На замиокулькасе у Маргариты появилась некоторая обреченность во взгляде, в организме включились защитные механизмы, и она начала отключаться. Быстро уловив затухание интереса, хозяйка добавила голосу густоты и твердости:
– А вот там цитрусовые… Ну хорошо, пойдемте смотреть историческую часть.
Преодолев симпатичный мостик, проложенный через небольшой водоем, в котором сидела черепаха, очутились в уютном закутке.
– Здесь у меня собраны растения, упомянутые в Библии, – с легкой гордостью объявила Елизавета Алексеевна, изящно взмахнув рукой. – Не все, конечно. Вот зизифус, из которого был сделан терновый венец Христа.
Маргарита дотронулась до острой колючки – больно укололась. Подумала: «Я бы дома такой цветок выращивать не стала». За зизифусом следовали миниатюрный кедр, смоковница (а попросту инжир, известный наиболее продвинутым ботаникам и как фиговое дерево) и даже мандрагора (кто бы мог подумать, что это не выдумка Джоан Роулинг). «Для полноты коллекции надо бы полынь и чечевицу посадить», – мелькнуло в голове у Маргариты.
За библейскими растениями были растения-подарки (тоже предмет нешуточной гордости Елизаветы Алексеевны).
– Кстати, эта красавица-азалия – знак внимания от Николая Петровича, вашего отца («Уф, успел отметиться», – подумала Маргарита.) А вот эту эхмею мне подарил один сенатор, он часто у нас отдыхает. Она цветет только один раз. Мне кажется, что скоро зацветет. Не сомневаюсь, что зацветет.
Елизавета Алексеевна без устали порхала по оранжерее. Глаз горел. Голос пел.
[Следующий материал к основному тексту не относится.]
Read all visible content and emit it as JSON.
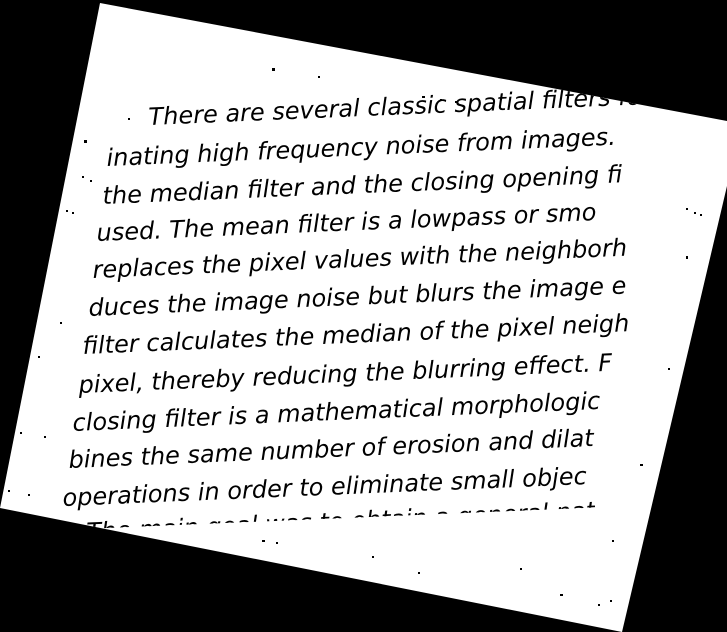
{
  "document": {
    "lines": [
      "There are several classic spatial filters for",
      "inating high frequency noise from images.",
      "the median filter and the closing opening fi",
      "used.  The mean filter is a lowpass or smo",
      "replaces the pixel values with the neighborh",
      "duces the image noise but blurs the image e",
      "filter calculates the median of the pixel neigh",
      "pixel, thereby reducing the blurring effect. F",
      "closing filter is a mathematical morphologic",
      "bines the same number of erosion and dilat",
      "operations in order to eliminate small objec",
      "The main goal was to obtain a general pat"
    ]
  },
  "colors": {
    "background": "#000000",
    "paper": "#ffffff",
    "ink": "#000000"
  }
}
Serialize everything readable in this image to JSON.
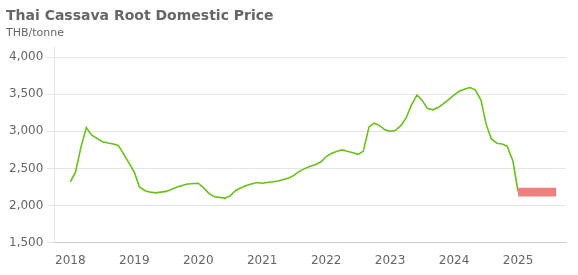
{
  "chart_data": {
    "type": "line",
    "title": "Thai Cassava Root Domestic Price",
    "ylabel": "THB/tonne",
    "x": [
      2018.0,
      2018.08,
      2018.17,
      2018.25,
      2018.33,
      2018.5,
      2018.67,
      2018.75,
      2018.83,
      2019.0,
      2019.08,
      2019.17,
      2019.25,
      2019.33,
      2019.5,
      2019.67,
      2019.83,
      2020.0,
      2020.08,
      2020.17,
      2020.25,
      2020.33,
      2020.42,
      2020.5,
      2020.58,
      2020.67,
      2020.75,
      2020.83,
      2020.92,
      2021.0,
      2021.08,
      2021.17,
      2021.25,
      2021.33,
      2021.42,
      2021.5,
      2021.58,
      2021.67,
      2021.75,
      2021.83,
      2021.92,
      2022.0,
      2022.08,
      2022.17,
      2022.25,
      2022.33,
      2022.42,
      2022.5,
      2022.58,
      2022.67,
      2022.75,
      2022.83,
      2022.92,
      2023.0,
      2023.08,
      2023.17,
      2023.25,
      2023.33,
      2023.42,
      2023.5,
      2023.58,
      2023.67,
      2023.75,
      2023.83,
      2023.92,
      2024.0,
      2024.08,
      2024.17,
      2024.25,
      2024.33,
      2024.42,
      2024.5,
      2024.58,
      2024.67,
      2024.75,
      2024.83,
      2024.92,
      2025.0
    ],
    "values": [
      2320,
      2450,
      2800,
      3050,
      2950,
      2860,
      2830,
      2810,
      2700,
      2450,
      2250,
      2200,
      2180,
      2170,
      2190,
      2250,
      2290,
      2300,
      2240,
      2160,
      2120,
      2110,
      2100,
      2130,
      2200,
      2240,
      2270,
      2290,
      2310,
      2300,
      2310,
      2320,
      2330,
      2350,
      2370,
      2410,
      2460,
      2500,
      2530,
      2550,
      2590,
      2660,
      2700,
      2730,
      2750,
      2730,
      2710,
      2690,
      2730,
      3060,
      3110,
      3080,
      3020,
      3000,
      3010,
      3080,
      3180,
      3350,
      3490,
      3420,
      3310,
      3290,
      3320,
      3370,
      3430,
      3490,
      3540,
      3570,
      3590,
      3560,
      3420,
      3100,
      2900,
      2840,
      2830,
      2800,
      2600,
      2190
    ],
    "color": "#6abf1e",
    "band": {
      "x": [
        2025.0,
        2025.6
      ],
      "low": [
        2120,
        2120
      ],
      "high": [
        2240,
        2240
      ],
      "color": "#f08080"
    },
    "xlim": [
      2017.75,
      2025.75
    ],
    "xticks": [
      2018,
      2019,
      2020,
      2021,
      2022,
      2023,
      2024,
      2025
    ],
    "ylim": [
      1500,
      4150
    ],
    "yticks": [
      {
        "value": 1500,
        "label": "1,500"
      },
      {
        "value": 2000,
        "label": "2,000"
      },
      {
        "value": 2500,
        "label": "2,500"
      },
      {
        "value": 3000,
        "label": "3,000"
      },
      {
        "value": 3500,
        "label": "3,500"
      },
      {
        "value": 4000,
        "label": "4,000"
      }
    ],
    "grid": "y"
  }
}
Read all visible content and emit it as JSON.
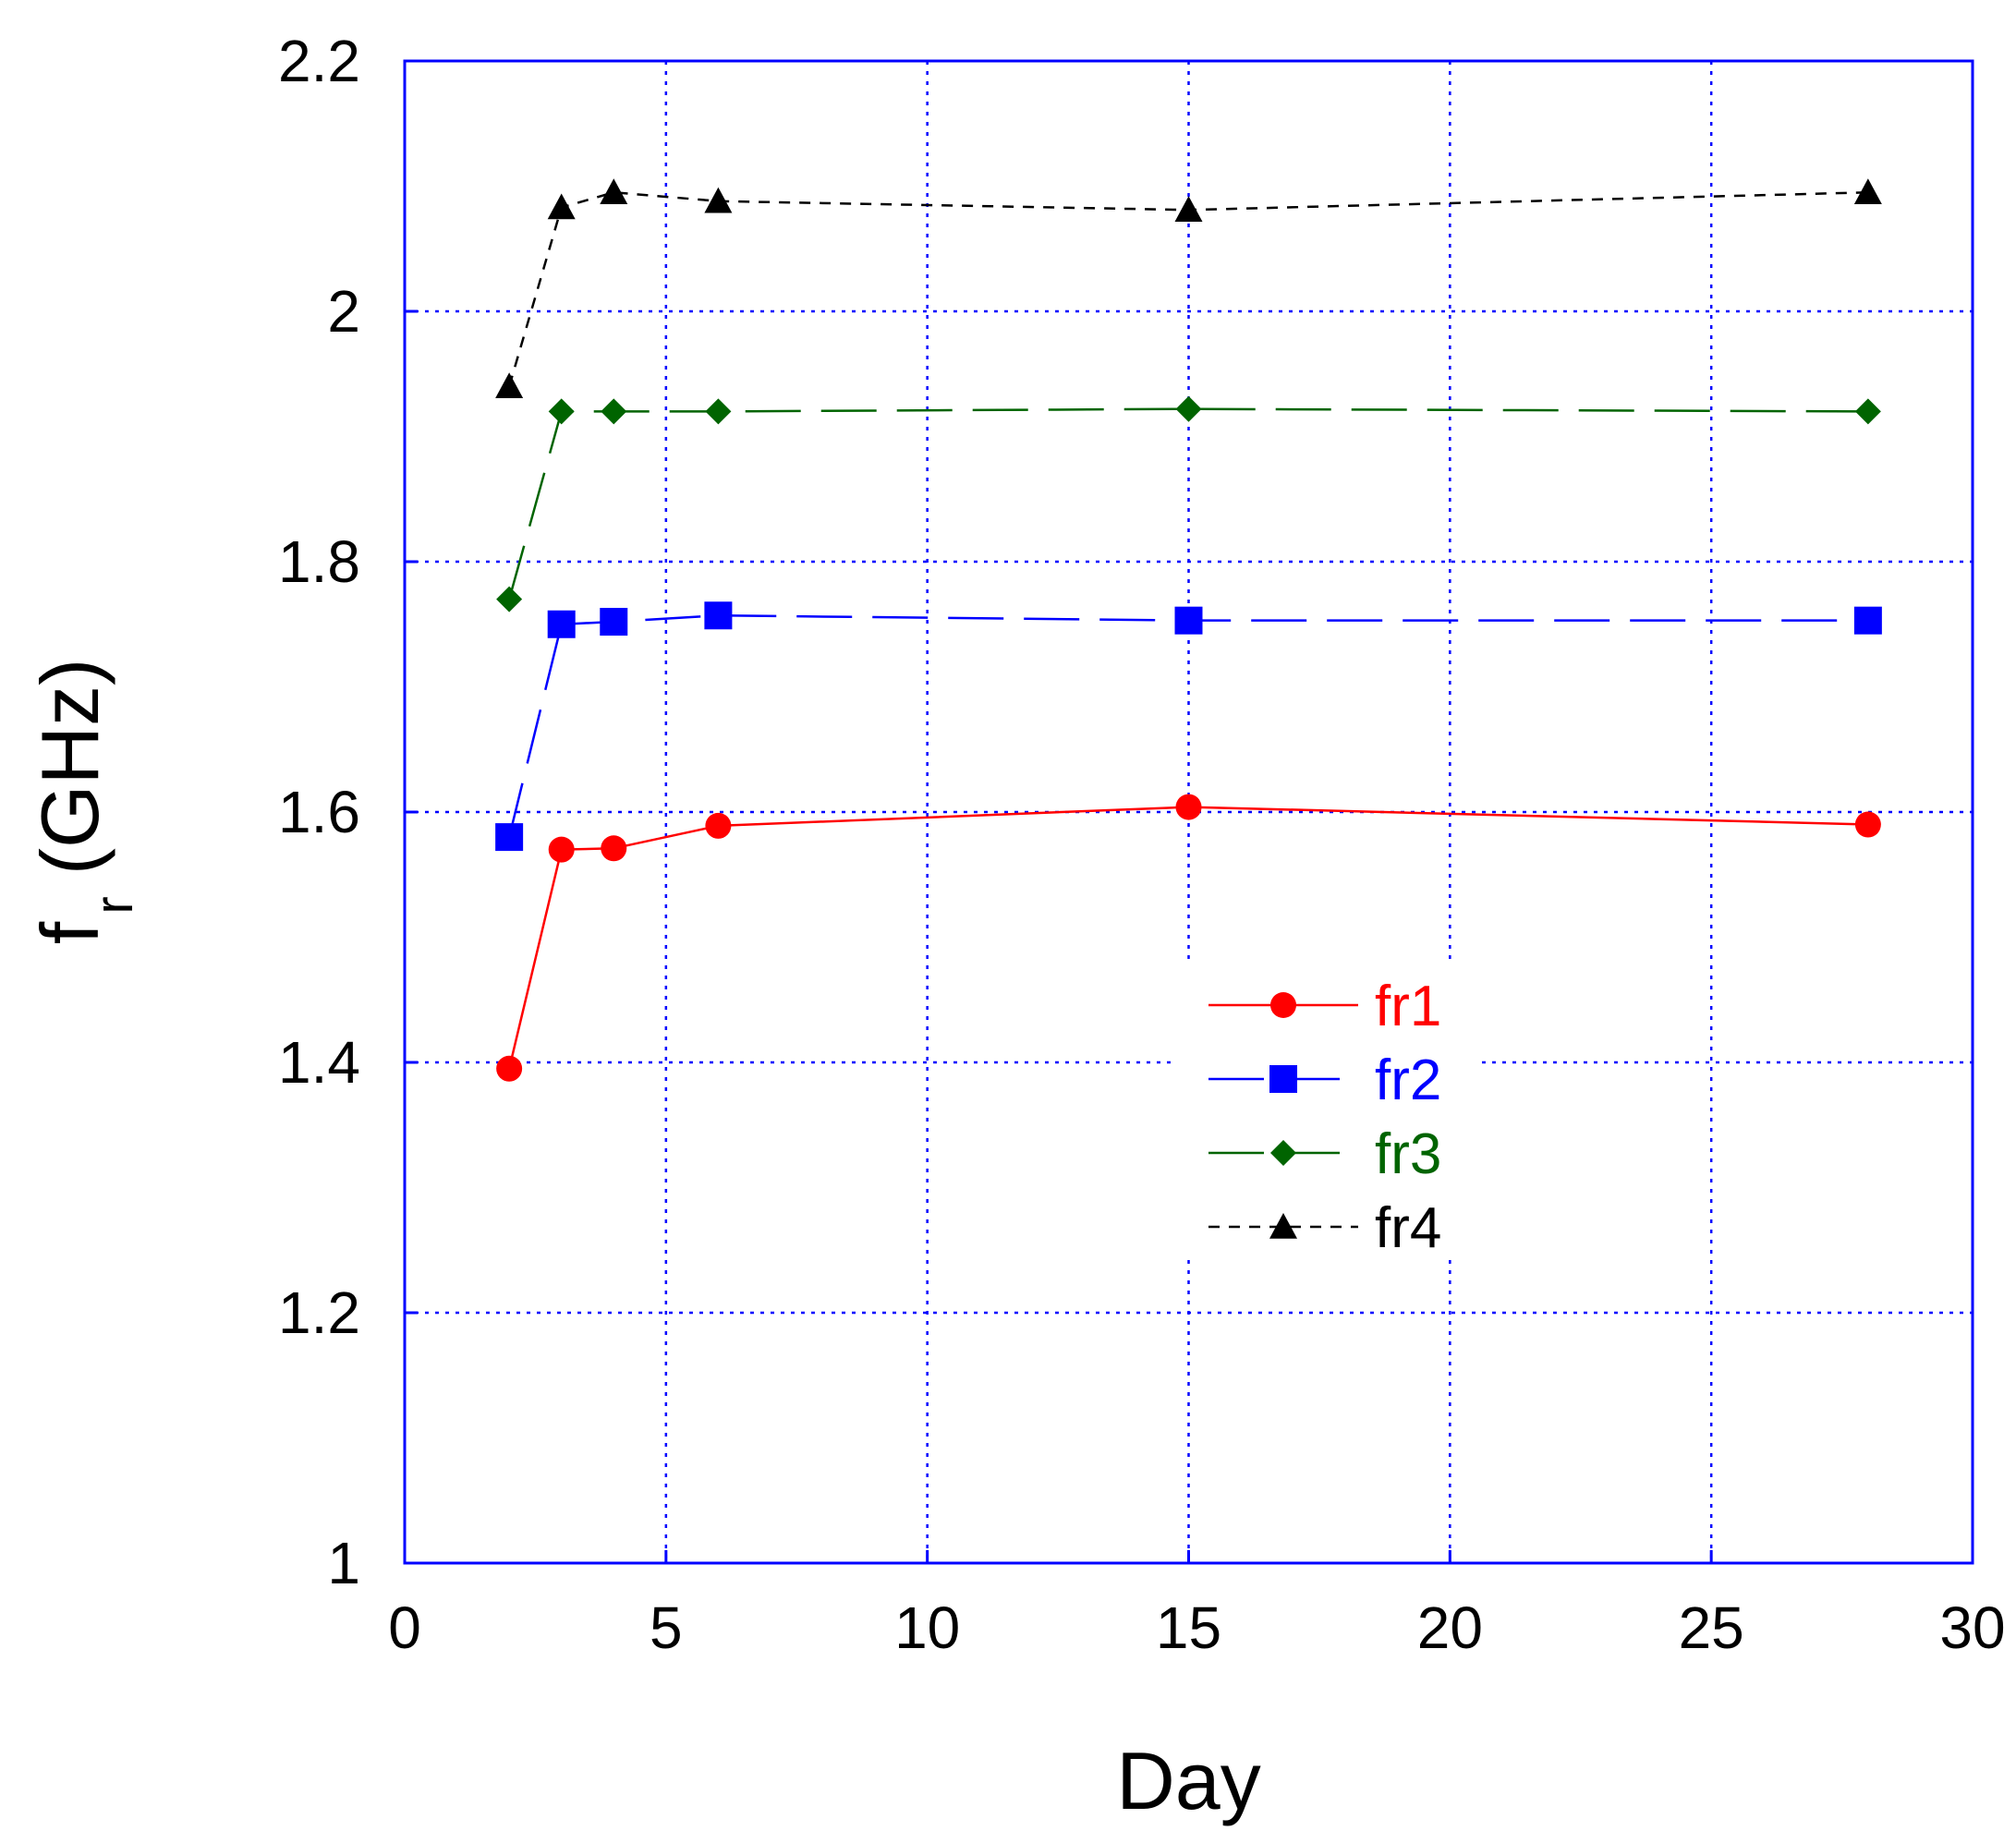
{
  "chart_data": {
    "type": "line",
    "title": "",
    "xlabel": "Day",
    "ylabel_main": "f",
    "ylabel_sub": "r",
    "ylabel_unit": "(GHz)",
    "xlim": [
      0,
      30
    ],
    "ylim": [
      1,
      2.2
    ],
    "x_ticks": [
      0,
      5,
      10,
      15,
      20,
      25,
      30
    ],
    "y_ticks": [
      1,
      1.2,
      1.4,
      1.6,
      1.8,
      2,
      2.2
    ],
    "x_tick_labels": [
      "0",
      "5",
      "10",
      "15",
      "20",
      "25",
      "30"
    ],
    "y_tick_labels": [
      "1",
      "1.2",
      "1.4",
      "1.6",
      "1.8",
      "2",
      "2.2"
    ],
    "grid": true,
    "legend_position": "center-right",
    "x": [
      2,
      3,
      4,
      6,
      15,
      28
    ],
    "series": [
      {
        "name": "fr1",
        "values": [
          1.395,
          1.57,
          1.571,
          1.589,
          1.604,
          1.59
        ],
        "color": "#ff0000",
        "marker": "circle",
        "dash": "solid"
      },
      {
        "name": "fr2",
        "values": [
          1.58,
          1.75,
          1.752,
          1.757,
          1.753,
          1.753
        ],
        "color": "#0000ff",
        "marker": "square",
        "dash": "long-dash"
      },
      {
        "name": "fr3",
        "values": [
          1.77,
          1.92,
          1.92,
          1.92,
          1.922,
          1.92
        ],
        "color": "#006400",
        "marker": "diamond",
        "dash": "long-dash"
      },
      {
        "name": "fr4",
        "values": [
          1.94,
          2.083,
          2.095,
          2.088,
          2.081,
          2.095
        ],
        "color": "#000000",
        "marker": "triangle",
        "dash": "short-dash"
      }
    ]
  },
  "colors": {
    "axis": "#0000ff",
    "grid": "#0000ff"
  }
}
Морщинки на лице разгладились. «Выходит, какой-то лечебный эффект у всей этой зелени все-таки есть», – сказала себе Маргарита.
– Это небольшое оливковое дерево Ване подарил Моисей Борисов – он несколько раз был в нашем городе на гастролях. Почему-то засохло. И уход был по всем правилам. Придется выбросить. А жаль. Очень жаль.
Маргарита задумалась. Борисов был славен нетрадиционностью сексуальной ориентации. «И он дарит подарки Иноземцеву? – насторожилась она. – К чему бы это?» Сказала себе решительно и твердо: «Меня ориентация Ивана Григорьевича совершенно не интересует. И точка».
Оставшуюся часть лекции внимала в пол-уха, пребывая в мучительнейших сомнениях. Высохшее оливковое дерево прочно зацепилось в ее многодумной голове. Так все-таки похож или нет? Да нет же, решительно не похож. Не похож совершенно. Или похож? Она, безусловно, придерживалась самых широких взглядов, но в данном конкретном случае ее широкие взгляды каким-то замысловатым образом сужались, не оставляя Ивану Григорьевичу Иноземцеву никакой свободы выбора.
К счастью, дендропоход был не слишком долгим. Это, конечно же, не Королевский ботанический сад Кью[9], но впечатление почему-то осталось довольно сильное. Может быть, даже более сильное, чем от Кью.
У выхода стояло ухоженное денежное дерево монументальных пропорций. Рядом еще одно – упитанное, мясистое, именуемое долларовым. Впрочем, с общей обстановкой дома оба эти растения, напоминавшие о необходимости диверсификации инвестиционного портфеля, категорически гармонировали.
– А теперь, уважаемая Маргарита Николаевна, почему бы нам не попить чаю? Тем более что все уже готово. – Елизавета Алексеевна взяла Маргариту под руку и, не дожидаясь ее согласия, решительно повела через просторный двор.
Чай пили в открытой беседке, которая была со всех сторон захвачена плющом, уже впитавшим бурные краски осени. Рядом с беседкой, бросая на лужайку объемные пятнистые тени, росла старая яблоня столь любимой у нас коричной породы. Разогретые на солнце, некрупные яблочки излучали исключительный медово-коричный аромат, благодаря которому варенье из них и называют в северных краях царским. Недавно сорванные яблоки лежали на большом хрустальном блюде, рядом стояла вазочка со свежесваренным, еще теплым вареньем, а середину стола занимал внушительных размеров пирог с начинкой из тех же яблок. Над столом жужжала пара надоедливых пчел, привлеченных сладким ароматом.